Elle a affirmé en 1997 que « nous [les juifs] avons utilisé le terrorisme pour établir notre État. Pourquoi devrions-nous nous attendre à ce que les Palestiniens soient différents ? » Les Palestiniens, semble-t-il, sont les mêmes que les juifs et ne sont pas du tout différents d’eux.

Il est très important de noter que dans ces déclarations, aucun de ces dirigeants israéliens n’a pensé que la raison pour laquelle les Palestiniens résistaient à Israël était parce qu’Israël était juif.

Au contraire, ils ont tous affirmé que la raison pour laquelle les Palestiniens résistent à Israël et aux juifs israéliens est parce que les Israéliens ont volé et continuent de voler leur terre et leur pays, les oppriment et les privent de leur indépendance et de leur liberté.

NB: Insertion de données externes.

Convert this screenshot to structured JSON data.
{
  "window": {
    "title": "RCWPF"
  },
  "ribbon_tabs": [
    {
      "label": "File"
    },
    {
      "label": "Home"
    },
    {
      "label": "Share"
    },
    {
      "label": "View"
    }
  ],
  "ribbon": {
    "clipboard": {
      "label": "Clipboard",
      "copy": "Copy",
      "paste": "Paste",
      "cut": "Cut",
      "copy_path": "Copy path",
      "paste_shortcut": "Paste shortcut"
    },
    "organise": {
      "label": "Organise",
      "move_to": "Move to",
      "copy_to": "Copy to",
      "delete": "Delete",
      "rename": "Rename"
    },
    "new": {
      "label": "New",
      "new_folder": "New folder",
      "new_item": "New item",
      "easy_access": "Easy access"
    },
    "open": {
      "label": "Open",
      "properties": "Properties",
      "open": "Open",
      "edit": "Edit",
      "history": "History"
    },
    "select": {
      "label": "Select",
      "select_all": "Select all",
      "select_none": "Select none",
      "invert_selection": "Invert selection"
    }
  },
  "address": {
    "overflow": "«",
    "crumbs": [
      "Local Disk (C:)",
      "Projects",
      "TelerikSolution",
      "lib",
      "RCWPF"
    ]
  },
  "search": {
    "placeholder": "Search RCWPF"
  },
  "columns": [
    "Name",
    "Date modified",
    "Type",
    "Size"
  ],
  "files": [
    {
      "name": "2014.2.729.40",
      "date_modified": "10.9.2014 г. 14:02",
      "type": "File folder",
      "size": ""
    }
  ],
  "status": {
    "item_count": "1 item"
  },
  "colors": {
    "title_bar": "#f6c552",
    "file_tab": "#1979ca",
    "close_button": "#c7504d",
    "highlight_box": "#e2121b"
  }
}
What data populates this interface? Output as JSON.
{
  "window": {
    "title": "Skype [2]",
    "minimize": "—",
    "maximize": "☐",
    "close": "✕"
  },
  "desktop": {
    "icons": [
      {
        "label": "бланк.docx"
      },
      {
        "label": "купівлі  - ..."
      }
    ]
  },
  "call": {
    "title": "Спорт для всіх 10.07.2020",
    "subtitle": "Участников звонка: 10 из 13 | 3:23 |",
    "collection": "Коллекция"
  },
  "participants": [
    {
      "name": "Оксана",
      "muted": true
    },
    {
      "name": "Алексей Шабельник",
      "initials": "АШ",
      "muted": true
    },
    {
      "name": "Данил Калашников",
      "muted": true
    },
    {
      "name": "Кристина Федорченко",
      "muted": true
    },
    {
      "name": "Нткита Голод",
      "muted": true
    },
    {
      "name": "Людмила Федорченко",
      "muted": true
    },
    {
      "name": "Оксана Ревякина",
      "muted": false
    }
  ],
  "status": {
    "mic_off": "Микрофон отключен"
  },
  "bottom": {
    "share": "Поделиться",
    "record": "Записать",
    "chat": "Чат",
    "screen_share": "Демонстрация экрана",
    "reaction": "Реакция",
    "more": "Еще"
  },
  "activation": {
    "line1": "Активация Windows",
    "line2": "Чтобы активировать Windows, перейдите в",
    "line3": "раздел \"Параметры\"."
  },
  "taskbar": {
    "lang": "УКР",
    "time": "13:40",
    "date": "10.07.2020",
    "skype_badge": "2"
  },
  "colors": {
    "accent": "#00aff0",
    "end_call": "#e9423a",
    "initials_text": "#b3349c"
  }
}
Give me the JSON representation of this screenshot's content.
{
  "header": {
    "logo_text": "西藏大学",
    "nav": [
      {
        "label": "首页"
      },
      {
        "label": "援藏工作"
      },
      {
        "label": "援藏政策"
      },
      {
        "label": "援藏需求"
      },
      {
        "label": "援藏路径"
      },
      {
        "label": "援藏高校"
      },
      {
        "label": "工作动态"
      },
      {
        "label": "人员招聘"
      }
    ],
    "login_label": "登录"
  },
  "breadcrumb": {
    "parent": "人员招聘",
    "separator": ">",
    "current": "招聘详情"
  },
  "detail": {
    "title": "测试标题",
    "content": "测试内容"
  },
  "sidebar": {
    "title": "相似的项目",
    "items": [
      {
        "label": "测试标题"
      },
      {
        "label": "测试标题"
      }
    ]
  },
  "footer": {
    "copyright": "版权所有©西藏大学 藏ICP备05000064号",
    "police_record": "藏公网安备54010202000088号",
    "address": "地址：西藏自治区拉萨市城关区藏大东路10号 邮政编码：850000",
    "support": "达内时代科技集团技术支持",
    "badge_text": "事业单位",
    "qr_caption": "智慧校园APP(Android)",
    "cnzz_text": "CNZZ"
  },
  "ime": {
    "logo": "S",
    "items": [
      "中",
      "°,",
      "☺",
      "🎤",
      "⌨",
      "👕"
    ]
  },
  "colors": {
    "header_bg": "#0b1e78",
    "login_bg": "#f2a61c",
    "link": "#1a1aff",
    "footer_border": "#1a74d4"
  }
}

La propagande effroyable du gouvernement israélien actuel, selon laquelle l’opération palestinienne du 7 octobre visait les juifs israéliens en tant que juifs et non en tant que colons et qu’elle était donc l’attaque la plus « meurtrière » contre les juifs depuis l’Holocauste, comme les dirigeants occidentaux et leurs médias obéissants ne se lassent pas de nous le répéter, vise résolument à dissimuler la colonisation juive israélienne de la terre des Palestiniens comme étant la raison pour laquelle les Palestiniens leur résistent.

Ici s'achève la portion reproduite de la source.